- Born: October 2, 1964 Khumbu Pasanglhamu, Nepal
- Died: February 27, 2019 (aged 54) Taplejung, Nepal
- Cause of death: 2019 Air Dynasty helicopter crash
- Occupation: Entrepreneur
- Organization(s): Yeti Airlines Tara Air
- Children: 2

= Ang Tshering Sherpa (entrepreneur) =

Nepali entrepreneur (1964–2019)

Ang Tshering Sherpa (2 October 1964 - 27 February 2019) was a Nepali entrepreneur and founder of Yeti Airlines.

==Career==
Sherpa started his career in the 1990s at a local trekking agency managed by one of his brothers.
In 1993, Sherpa founded Air Dynasty before founding Yeti Airlines in 1998.

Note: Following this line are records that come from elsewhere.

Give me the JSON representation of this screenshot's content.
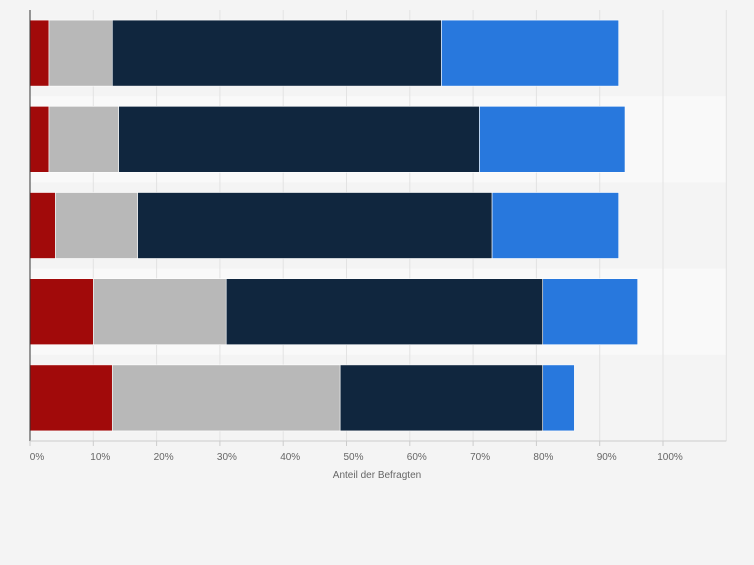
{
  "chart_data": {
    "type": "bar",
    "orientation": "horizontal",
    "stacked": true,
    "categories": [
      "",
      "",
      "",
      "",
      ""
    ],
    "series": [
      {
        "color": "#a10a0a",
        "values": [
          3,
          3,
          4,
          10,
          13
        ]
      },
      {
        "color": "#b8b8b8",
        "values": [
          10,
          11,
          13,
          21,
          36
        ]
      },
      {
        "color": "#10263e",
        "values": [
          52,
          57,
          56,
          50,
          32
        ]
      },
      {
        "color": "#2878dd",
        "values": [
          28,
          23,
          20,
          15,
          5
        ]
      }
    ],
    "xlim": [
      0,
      110
    ],
    "xticks": [
      "0%",
      "10%",
      "20%",
      "30%",
      "40%",
      "50%",
      "60%",
      "70%",
      "80%",
      "90%",
      "100%"
    ],
    "xtick_values": [
      0,
      10,
      20,
      30,
      40,
      50,
      60,
      70,
      80,
      90,
      100
    ],
    "xlabel": "Anteil der Befragten",
    "ylabel": "",
    "title": "",
    "grid": true,
    "legend": "none"
  }
}
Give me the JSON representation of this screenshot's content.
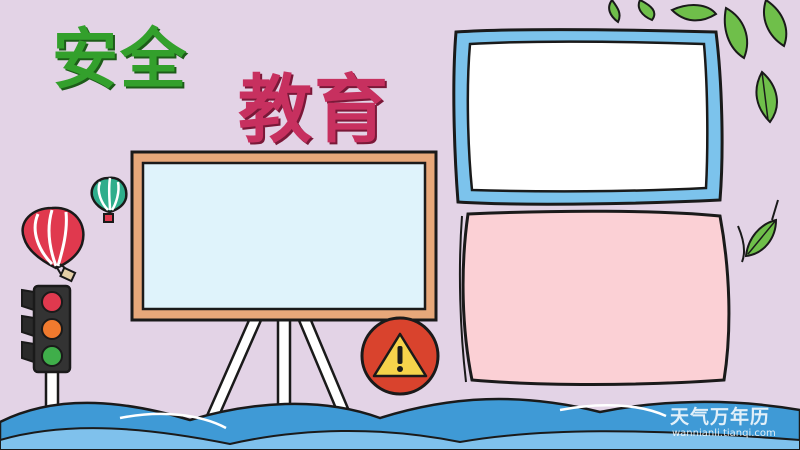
{
  "title": {
    "line1": "安全",
    "line2": "教育"
  },
  "watermark": {
    "main": "天气万年历",
    "sub": "wannianli.tianqi.com"
  },
  "icons": {
    "warning": "warning-sign-icon",
    "traffic_light": "traffic-light-icon",
    "balloons": "hot-air-balloon-icon",
    "leaves": "leaf-icon"
  },
  "colors": {
    "background": "#e3d3e6",
    "title_line1": "#33a02c",
    "title_line2": "#c7305f",
    "frame_top_right": "#7cc3ec",
    "frame_bottom_right": "#fbd0d5",
    "board_screen": "#dff3fb",
    "board_border": "#e7a87a",
    "warning_badge": "#d9432d",
    "warning_triangle": "#f6d34b",
    "waves": "#3f9ad6"
  }
}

Sherpa also served as served as chairman of the board for Himalaya Airlines from 2014 until his death in 2019.

==Death==
Ang Tshering Sherpa, along with six other people, died in a helicopter crash while returning from Pathibhara Devi Temple, Taplejung, Nepal, on 27 February 2019. According to the Himalayan Times, hundreds of people viewed his last rites in Kathmandu.

As Tshering was a golfer, Yeti Airlines organized an annual golf tournament named in his memory after his death.